Back to Datahub

Unity Catalog Post

metadata-ingestion/docs/sources/databricks/unity-catalog_post.md

1.6.04.5 KB
Original Source

Capabilities

Use the Important Capabilities table above as the source of truth for supported features and whether additional configuration is required.

Metric Views

Unity Catalog Metric Views are first-class semantic layer assets that expose dimensions and measures via a YAML specification. DataHub ingests them as datasets with subtype Metric View when you opt in with include_metric_views: true.

yaml
source:
  type: unity-catalog
  config:
    include_metric_views: true
    metric_view_pattern:
      allow:
        - my_catalog\.analytics\..*

When enabled, each metric view emits:

  • A Metric View subtype so it is distinguishable from regular tables and views in the UI.
  • A ViewProperties aspect carrying the raw YAML body with viewLanguage: YAML. The materialized flag is set to true when the YAML contains materialization: materialized.
  • Upstream lineage parsed from the YAML source and joins[].source fields. Both 3-part (catalog.schema.table) and 2-part (schema.table, resolved against the metric view's own catalog) identifiers are supported, as are backtick-quoted parts (`db.with.dots`.schema.table).
  • Column-level lineage parsed from each dimensions[].expr / measures[].expr using the Databricks SQL dialect (requires include_column_lineage: true, which is the default). Unqualified columns map to the source table; <join_name>.column references map through the join's source.
  • A Dimension or Measure tag on each schema field whose name matches a YAML dimensions[].name or measures[].name.
  • A metric_view.filter custom property when the YAML carries a top-level filter.
  • Per-column descriptions taken from the YAML dimensions[].description / measures[].description when present (falls back to the underlying Unity Catalog column comment otherwise).
  • A filtered set of custom properties: the Spark engine config snapshot Unity Catalog injects as view.sqlConfig.spark.* keys (~150 entries per view) is dropped, since it is identical across views in a workspace and crowds the UI. All other source-table properties are preserved unchanged.
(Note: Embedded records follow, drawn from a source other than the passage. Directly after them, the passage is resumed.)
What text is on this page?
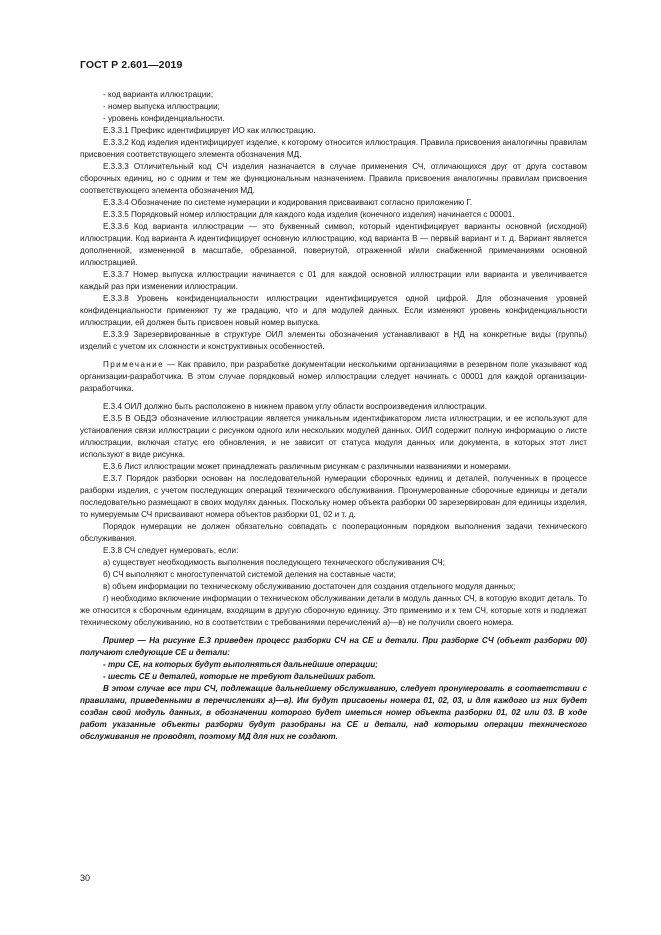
ГОСТ Р 2.601—2019

- код варианта иллюстрации;

- номер выпуска иллюстрации;

- уровень конфиденциальности.

Е.3.3.1 Префикс идентифицирует ИО как иллюстрацию.

Е.3.3.2 Код изделия идентифицирует изделие, к которому относится иллюстрация. Правила присвоения аналогичны правилам присвоения соответствующего элемента обозначения МД.

Е.3.3.3 Отличительный код СЧ изделия назначается в случае применения СЧ, отличающихся друг от друга составом сборочных единиц, но с одним и тем же функциональным назначением. Правила присвоения аналогичны правилам присвоения соответствующего элемента обозначения МД.

Е.3.3.4 Обозначение по системе нумерации и кодирования присваивают согласно приложению Г.

Е.3.3.5 Порядковый номер иллюстрации для каждого кода изделия (конечного изделия) начинается с 00001.

Е.3.3.6 Код варианта иллюстрации — это буквенный символ, который идентифицирует варианты основной (исходной) иллюстрации. Код варианта А идентифицирует основную иллюстрацию, код варианта В — первый вариант и т. д. Вариант является дополненной, измененной в масштабе, обрезанной, повернутой, отраженной и/или снабженной примечаниями основной иллюстрацией.

Е.3.3.7 Номер выпуска иллюстрации начинается с 01 для каждой основной иллюстрации или варианта и увеличивается каждый раз при изменении иллюстрации.

Е.3.3.8 Уровень конфиденциальности иллюстрации идентифицируется одной цифрой. Для обозначения уровней конфиденциальности применяют ту же градацию, что и для модулей данных. Если изменяют уровень конфиденциальности иллюстрации, ей должен быть присвоен новый номер выпуска.

Е.3.3.9 Зарезервированные в структуре ОИЛ элементы обозначения устанавливают в НД на конкретные виды (группы) изделий с учетом их сложности и конструктивных особенностей.

Примечание — Как правило, при разработке документации несколькими организациями в резервном поле указывают код организации-разработчика. В этом случае порядковый номер иллюстрации следует начинать с 00001 для каждой организации-разработчика.

Е.3.4 ОИЛ должно быть расположено в нижнем правом углу области воспроизведения иллюстрации.

Е.3.5 В ОБДЭ обозначение иллюстрации является уникальным идентификатором листа иллюстрации, и ее используют для установления связи иллюстрации с рисунком одного или нескольких модулей данных. ОИЛ содержит полную информацию о листе иллюстрации, включая статус его обновления, и не зависит от статуса модуля данных или документа, в которых этот лист используют в виде рисунка.

Е.3.6 Лист иллюстрации может принадлежать различным рисункам с различными названиями и номерами.

Е.3.7 Порядок разборки основан на последовательной нумерации сборочных единиц и деталей, полученных в процессе разборки изделия, с учетом последующих операций технического обслуживания. Пронумерованные сборочные единицы и детали последовательно размещают в своих модулях данных. Поскольку номер объекта разборки 00 зарезервирован для единицы изделия, то нумеруемым СЧ присваивают номера объектов разборки 01, 02 и т. д.

Порядок нумерации не должен обязательно совпадать с пооперационным порядком выполнения задачи технического обслуживания.

Е.3.8 СЧ следует нумеровать, если:

а) существует необходимость выполнения последующего технического обслуживания СЧ;

б) СЧ выполняют с многоступенчатой системой деления на составные части;

в) объем информации по техническому обслуживанию достаточен для создания отдельного модуля данных;

г) необходимо включение информации о техническом обслуживании детали в модуль данных СЧ, в которую входит деталь. То же относится к сборочным единицам, входящим в другую сборочную единицу. Это применимо и к тем СЧ, которые хотя и подлежат техническому обслуживанию, но в соответствии с требованиями перечислений а)—в) не получили своего номера.

Пример — На рисунке Е.3 приведен процесс разборки СЧ на СЕ и детали. При разборке СЧ (объект разборки 00) получают следующие СЕ и детали:

- три СЕ, на которых будут выполняться дальнейшие операции;

- шесть СЕ и деталей, которые не требуют дальнейших работ.

В этом случае все три СЧ, подлежащие дальнейшему обслуживанию, следует пронумеровать в соответствии с правилами, приведенными в перечислениях а)—в). Им будут присвоены номера 01, 02, 03, и для каждого из них будет создан свой модуль данных, в обозначении которого будет иметься номер объекта разборки 01, 02 или 03. В ходе работ указанные объекты разборки будут разобраны на СЕ и детали, над которыми операции технического обслуживания не проводят, поэтому МД для них не создают.

30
If a metric view's source is a SQL subquery, or if it uses a 1-part identifier that DataHub can't resolve, the YAML lineage path is skipped and DataHub falls back to the Unity Catalog table-lineage REST API for upstream resolution.

include_metric_views is false by default for backwards compatibility — when the flag is off (or when the installed databricks-sdk predates TableType.METRIC_VIEW), metric views continue to be emitted as plain Table entities with no view body.

Advanced

Multiple Databricks Workspaces

If you have multiple databricks workspaces that point to the same Unity Catalog metastore, our suggestion is to use separate recipes for ingesting the workspace-specific Hive Metastore catalog and Unity Catalog metastore's information schema.

To ingest Hive metastore information schema

  • Setup one ingestion recipe per workspace
  • Use platform instance equivalent to workspace name
  • Ingest only hive_metastore catalog in the recipe using config catalogs: ["hive_metastore"]

To ingest Unity Catalog information schema

  • Disable hive metastore catalog ingestion in the recipe using config include_hive_metastore: False
  • Ideally, just ingest from one workspace
  • To ingest from both workspaces (e.g. if each workspace has different permissions and therefore restricted view of the UC metastore):
    • Use same platform instance for all workspaces using same UC metastore
    • Ingest usage from only one workspace (you lose usage from other workspace)
    • Use filters to only ingest each catalog once, but shouldn’t be necessary

Limitations

Module behavior is constrained by source APIs, permissions, and metadata exposed by the platform. Refer to capability notes for unsupported or conditional features.

Troubleshooting

No data lineage captured or missing lineage

Check that you meet the Unity Catalog lineage requirements.

Also check the Unity Catalog limitations to make sure that lineage would be expected to exist in this case.

Lineage extraction is too slow

Unity Catalog REST API requires one call per table (table lineage) and one call per column (column lineage). To improve performance, disable column lineage with include_column_lineage: false.